The sun and the wind and the leaves.
The blood and the iron and the soil beneath her nails.
The pain.
A subtle nudge of Feyre’s hand against her own drew her out, away from that bloody clearing just over the border of the Autumn Court.
Mor threw her High Lady a grateful glance, which Feyre smartly ignored, already returning her attention to the conversation. Never having taken her focus off it in the first place.
Feyre had fallen into the role of mistress of this horrible city with far more ease than she had. Clad in a sparkling onyx gown, the crescent-moon diadem atop her head, her friend looked every part the imperious ruler. As much a part of this place as the twining, serpentine beasts carved and etched everywhere. What Keir, perhaps, had one day pictured for Mor herself.
Not the red gown Mor wore, bright and bold, or the gold jewelry at her wrists, her ears, shimmering like sunlight down here in the gloom.
“If you wanted this little liaison to remain private,” Rhys was saying with lethal calm, “perhaps a public gathering was not the wisest place to meet.”
Indeed.
The Steward of the Hewn City waved a hand. “Why should we have anything to hide? After the war, we’re all such good friends.”
She often dreamed of gutting him. Sometimes with a knife; sometimes with her own bare hands.
“And how does your father’s court fare, Eris?” A mild, bored question from Feyre.
His amber eyes held nothing but distaste.
A roaring filled Mor’s head at that look. She could barely hear his drawled answer. Or Rhys’s reply.
It had once been her delight to taunt Keir and this court, to keep them on their toes. Hell, she’d even snapped a few of the Steward’s bones this spring—after Rhys had shattered his arms into uselessness. Had been glad to do it, after what Keir had said to Feyre, and then delighted when her mother had banished her from their private quarters. An order that still held. But from the moment Eris had walked into that council chamber all those months ago …
You are over five hundred years old, she often reminded herself. She could face it, handle it better than this.
I am not in the habit of fucking Illyrian leftovers.
Even now, even after Azriel had found her in those woods, after Madja had healed her until no trace of those nails marred her stomach … She should not have come here tonight.
Her skin became tight, her stomach roiling. Coward.
She had faced down enemies, fought in many wars, and yet this, these two males together—
Mor felt more than saw Feyre stiffen beside her at something Eris had said.
Her High Lady answered Eris, “Your father is forbidden to cross into the human lands.” No room for compromise with that tone, with the steel in Feyre’s eyes.

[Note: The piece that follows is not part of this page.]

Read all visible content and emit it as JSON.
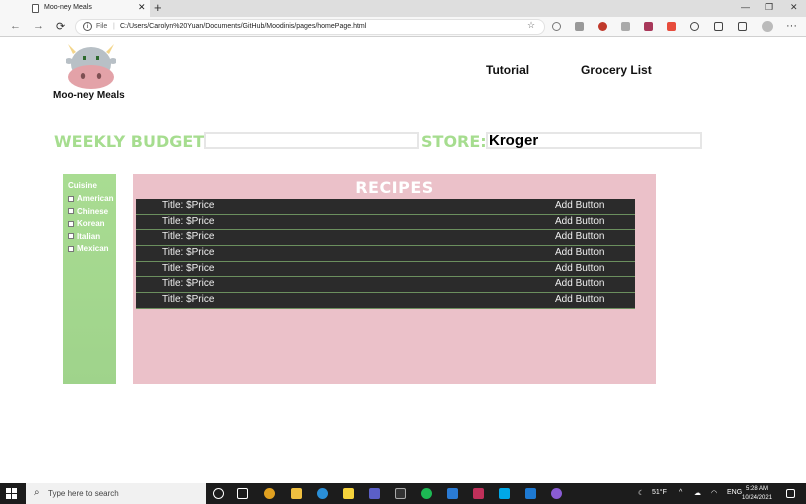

Eris only shrugged. “I don’t think it’s your call.”
Rhys slid his hands into his pockets, the portrait of casual grace. Yet the shadows and star-flecked darkness that wafted from him, that set the mountain shuddering beneath his every step—that was the true face of the High Lord of the Night Court. The most powerful High Lord in history. “I would suggest reminding Beron that territory expansion is not on the table. For any court.”
Eris wasn’t fazed. Nothing had ever disturbed him
, ruffled him. Mor had hated it from the moment she’d met him—that distance, that coldness. That lack of interest or feeling for the world. “Then I would suggest to you, High Lord, that you speak to your dear friend Tamlin about it.”